Artificial And Machine Learning Lab
For students in the CBSE curriculum, AI and ML labs offer hands-on learning through dedicated school facilities and vendor-provided kits and platforms. CBSE provides an official syllabus for Artificial Intelligence as a skill subject, which is often implemented through such labs.
Implementation of AI/ML labs in CBSE schools
- Atal Tinkering Labs (ATL): Many CBSE-affiliated schools that have established ATLs use this government-funded infrastructure to provide hands-on experience in AI and robotics. Some ATLs specifically incorporate AI modules.
- Third-party vendors: Companies like STEMpedia, STEMROBO, and RobotLAB partner with CBSE schools to set up dedicated AI and ML labs. These vendors offer comprehensive packages that include:
- Curriculum aligned with CBSE syllabus
- AI and robotics kits
- Python-based coding software
- Teacher training programs
- Learning management systems
- PM SHRI Labs: The PM Schools for Rising India (PM SHRI) scheme also includes the establishment of multi-tech labs, with a focus on Artificial Intelligence and Machine Learning.

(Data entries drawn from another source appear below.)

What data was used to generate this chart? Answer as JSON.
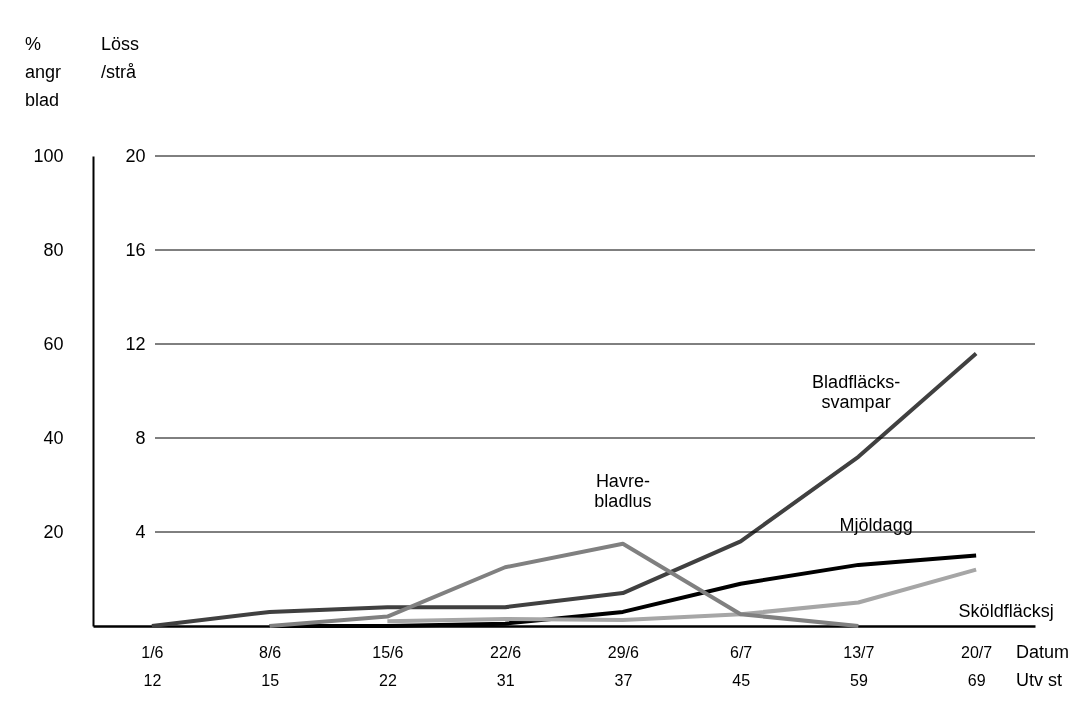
{
  "chart_data": {
    "type": "line",
    "categories": [
      "1/6\n12",
      "8/6\n15",
      "15/6\n22",
      "22/6\n31",
      "29/6\n37",
      "6/7\n45",
      "13/7\n59",
      "20/7\n69"
    ],
    "xlabel": "Datum\nUtv st",
    "ylabel": "% angr blad",
    "y2label": "Löss /strå",
    "ylim": [
      0,
      100
    ],
    "yticks": [
      20,
      40,
      60,
      80,
      100
    ],
    "y2lim": [
      0,
      20
    ],
    "y2ticks": [
      4,
      8,
      12,
      16,
      20
    ],
    "grid": "y2",
    "series": [
      {
        "name": "Bladfläcks-\nsvampar",
        "color": "#404040",
        "values": [
          0,
          3,
          4,
          4,
          7,
          18,
          36,
          58
        ]
      },
      {
        "name": "Havre-\nbladlus",
        "color": "#808080",
        "axis": "y2",
        "values": [
          null,
          0,
          0.4,
          2.5,
          3.5,
          0.5,
          0,
          null
        ]
      },
      {
        "name": "Mjöldagg",
        "color": "#000000",
        "values": [
          null,
          0,
          0,
          0.5,
          3,
          9,
          13,
          15
        ]
      },
      {
        "name": "Sköldfläcksj",
        "color": "#a6a6a6",
        "values": [
          null,
          null,
          1,
          1.5,
          1.3,
          2.5,
          5,
          12
        ]
      }
    ]
  }
}
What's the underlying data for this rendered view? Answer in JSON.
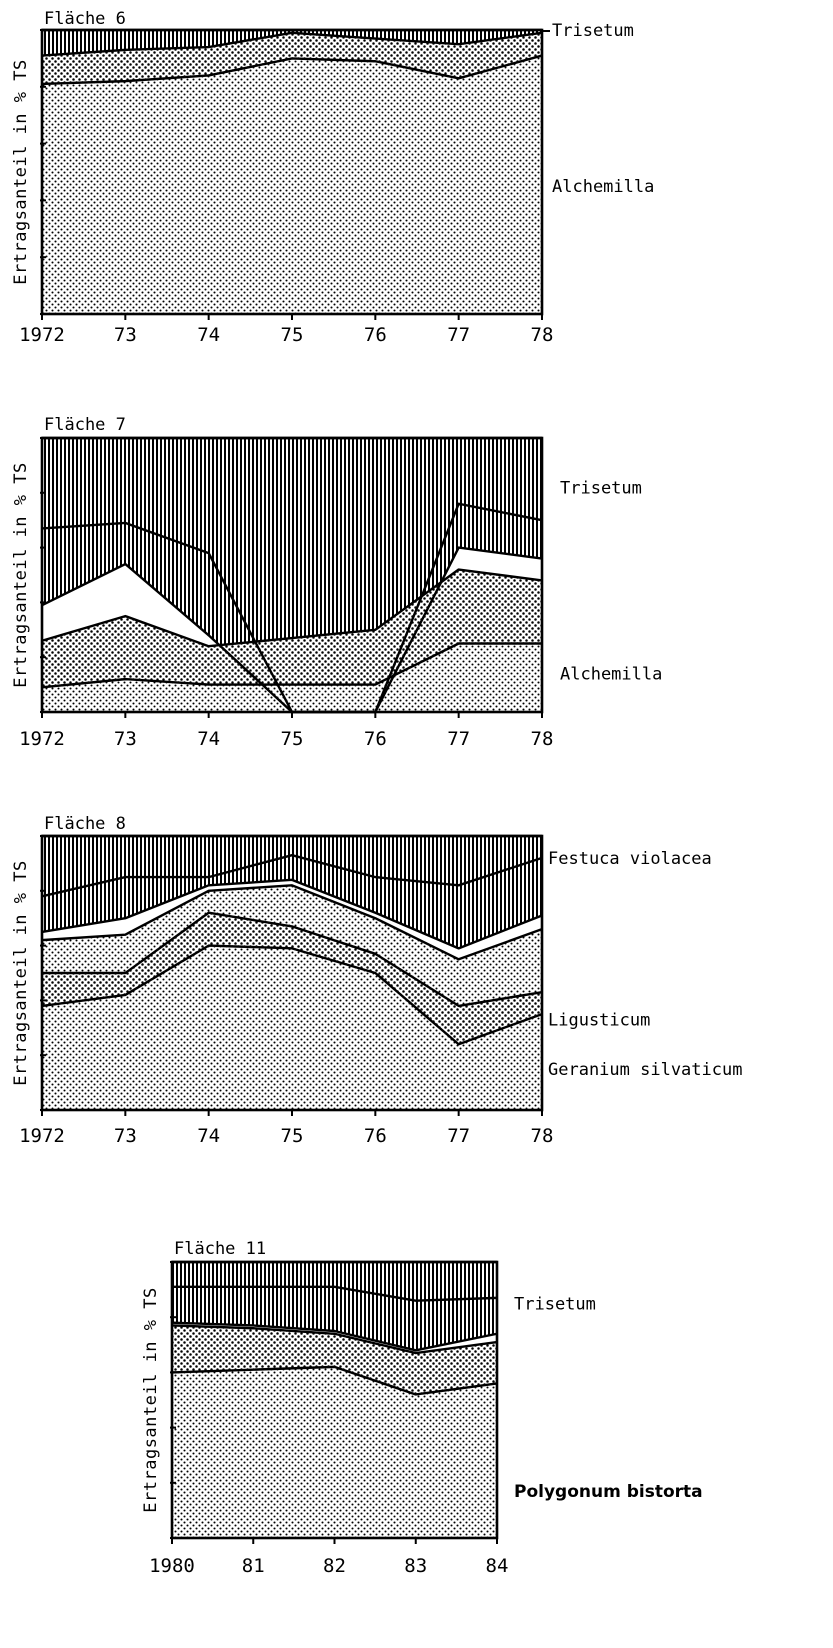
{
  "ylabel": "Ertragsanteil in % TS",
  "chart_data": [
    {
      "type": "area",
      "title": "Fläche 6",
      "x": [
        "1972",
        "73",
        "74",
        "75",
        "76",
        "77",
        "78"
      ],
      "ylim": [
        0,
        100
      ],
      "ylabel": "Ertragsanteil in % TS",
      "boundaries": [
        {
          "fill": "dots",
          "values": [
            81,
            82,
            84,
            90,
            89,
            83,
            91
          ]
        },
        {
          "fill": "dots-coarse",
          "values": [
            91,
            93,
            94,
            99,
            97,
            95,
            99
          ]
        },
        {
          "fill": "vstripes",
          "values": [
            100,
            100,
            100,
            100,
            100,
            100,
            100
          ]
        }
      ],
      "labels": [
        {
          "text": "Trisetum",
          "y": 100
        },
        {
          "text": "Alchemilla",
          "y": 45
        }
      ]
    },
    {
      "type": "area",
      "title": "Fläche 7",
      "x": [
        "1972",
        "73",
        "74",
        "75",
        "76",
        "77",
        "78"
      ],
      "ylim": [
        0,
        100
      ],
      "ylabel": "Ertragsanteil in % TS",
      "boundaries": [
        {
          "fill": "dots",
          "values": [
            9,
            12,
            10,
            10,
            10,
            25,
            25
          ]
        },
        {
          "fill": "dots-coarse",
          "values": [
            26,
            35,
            24,
            27,
            30,
            52,
            48
          ]
        },
        {
          "fill": "white",
          "values": [
            39,
            54,
            28,
            0,
            0,
            60,
            56
          ]
        },
        {
          "fill": "vstripes",
          "values": [
            67,
            69,
            58,
            0,
            0,
            76,
            70
          ]
        },
        {
          "fill": "vstripes",
          "values": [
            100,
            100,
            100,
            100,
            100,
            100,
            100
          ]
        }
      ],
      "labels": [
        {
          "text": "Trisetum",
          "y": 82
        },
        {
          "text": "Alchemilla",
          "y": 14
        }
      ]
    },
    {
      "type": "area",
      "title": "Fläche 8",
      "x": [
        "1972",
        "73",
        "74",
        "75",
        "76",
        "77",
        "78"
      ],
      "ylim": [
        0,
        100
      ],
      "ylabel": "Ertragsanteil in % TS",
      "boundaries": [
        {
          "fill": "dots",
          "values": [
            38,
            42,
            60,
            59,
            50,
            24,
            35
          ]
        },
        {
          "fill": "dots-coarse",
          "values": [
            50,
            50,
            72,
            67,
            57,
            38,
            43
          ]
        },
        {
          "fill": "dots",
          "values": [
            62,
            64,
            80,
            82,
            70,
            55,
            66
          ]
        },
        {
          "fill": "white",
          "values": [
            65,
            70,
            82,
            84,
            72,
            59,
            71
          ]
        },
        {
          "fill": "vstripes",
          "values": [
            78,
            85,
            85,
            93,
            85,
            82,
            92
          ]
        },
        {
          "fill": "vstripes",
          "values": [
            100,
            100,
            100,
            100,
            100,
            100,
            100
          ]
        }
      ],
      "labels": [
        {
          "text": "Festuca violacea",
          "y": 92
        },
        {
          "text": "Ligusticum",
          "y": 33
        },
        {
          "text": "Geranium silvaticum",
          "y": 15
        }
      ]
    },
    {
      "type": "area",
      "title": "Fläche 11",
      "x": [
        "1980",
        "81",
        "82",
        "83",
        "84"
      ],
      "ylim": [
        0,
        100
      ],
      "ylabel": "Ertragsanteil in % TS",
      "boundaries": [
        {
          "fill": "dots",
          "values": [
            60,
            61,
            62,
            52,
            56
          ]
        },
        {
          "fill": "dots-coarse",
          "values": [
            77,
            76,
            74,
            67,
            71
          ]
        },
        {
          "fill": "white",
          "values": [
            78,
            77,
            75,
            68,
            74
          ]
        },
        {
          "fill": "vstripes",
          "values": [
            91,
            91,
            91,
            86,
            87
          ]
        },
        {
          "fill": "vstripes",
          "values": [
            100,
            100,
            100,
            100,
            100
          ]
        }
      ],
      "labels": [
        {
          "text": "Trisetum",
          "y": 85
        },
        {
          "text": "Polygonum bistorta",
          "y": 17
        }
      ]
    }
  ]
}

CBSE AI and ML syllabus overview
CBSE offers AI as a skill subject (Code 417 for classes IX-X and Code 843 for classes XI-XII). The curriculum is structured to blend theoretical knowledge with practical, activity-based learning.
Classes IX and X (Code 417)
- Introduction to AI: Covers basic concepts, applications in daily life, and the three main AI domains: Data Science, Natural Language Processing (NLP), and Computer Vision.
- AI Project Cycle: Teaches students the methodology for developing AI projects, from problem scoping to evaluation.
- Data Science: Includes concepts like data literacy and mathematics for AI (statistics and probability).
- Python: Students learn Python programming to work on AI concepts.
- Practical work and project: The course includes significant practical components and project-based assignments, focusing on real-world applications and sustainable development goals.
Classes XI and XII (Code 843)
- Advanced AI concepts: Covers higher-level topics such as machine learning algorithms, deep learning, and advanced Python.
- Practical implementation: The syllabus includes practical labs focused on implementing various algorithms, including supervised, unsupervised, and reinforcement learning.
- Ethical AI: Discusses ethical considerations, biases, and data privacy related to AI.
Benefits of AI/ML labs in schools
- Hands-on learning: Enables students to move beyond theoretical knowledge and apply AI concepts to real-world problems.
- Future skills: Equips students with 21st-century skills like critical thinking, problem-solving, and creativity, preparing them for future careers.
- Interdisciplinary approach: Connects AI concepts with other subjects like mathematics, science, and social studies.
- Increased engagement: Interactive tools and projects make learning more engaging for students of all ages.
- Ethical awareness: Promotes a responsible approach to technology by addressing issues like AI bias and ethical implications.